Machine Learning and Primary Total Knee Arthroplasty: Patient Forecasting for a Patient-Specific Payment Model

Background: Value-based and patient-specific care represent 2 critical areas of focus that have yet to be fully reconciled by today's bundled care model. Using a predictive naïve Bayesian model, the objectives of this study were (1) to develop a machine-learning algorithm using preoperative big data to predict length of stay (LOS) and inpatient costs after primary total knee arthroplasty (TKA) and (2) to propose a tiered patient-specific payment model that reflects patient complexity for reimbursement.

Methods: Using 141,446 patients undergoing primary TKA from an administrative database from 2009 to 2016, a Bayesian model was created and trained to forecast LOS and cost. Algorithm performance was determined using the area under the receiver operating characteristic curve and the percent accuracy. A proposed risk-based patient-specific payment model was derived based on outputs.

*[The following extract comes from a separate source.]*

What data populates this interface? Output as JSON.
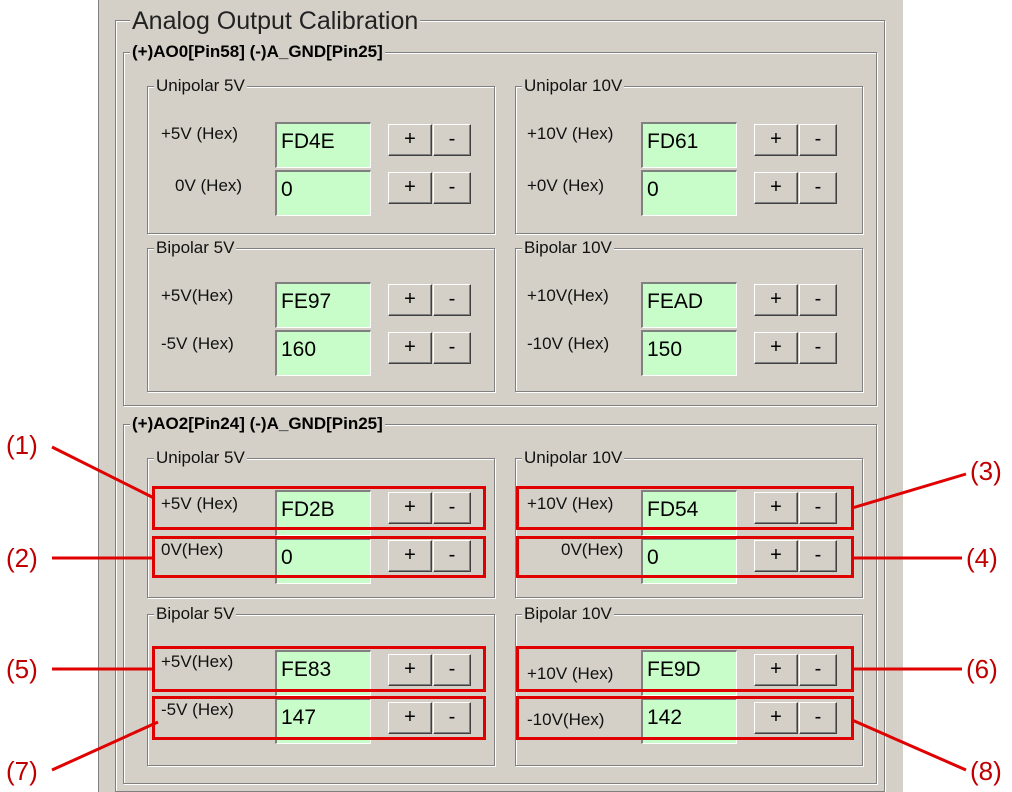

Results: The machine-learning algorithm required age, race, gender, and comorbidity scores ("risk of illness" and "risk of morbidity") to demonstrate a high degree of validity with an area under the receiver operating characteristic curve of 0.7822 and 0.7382 for LOS and cost. As patient complexity increased, cost add-ons increased in tiers of 3%, 10%, and 15% for moderate, major, and extreme mortality risks, respectively.

Conclusion: Our machine-learning algorithm derived from an administrative database demonstrated excellent validity in predicting LOS and costs before primary TKA and has broad value-based applications, including a risk-based patient-specific payment model.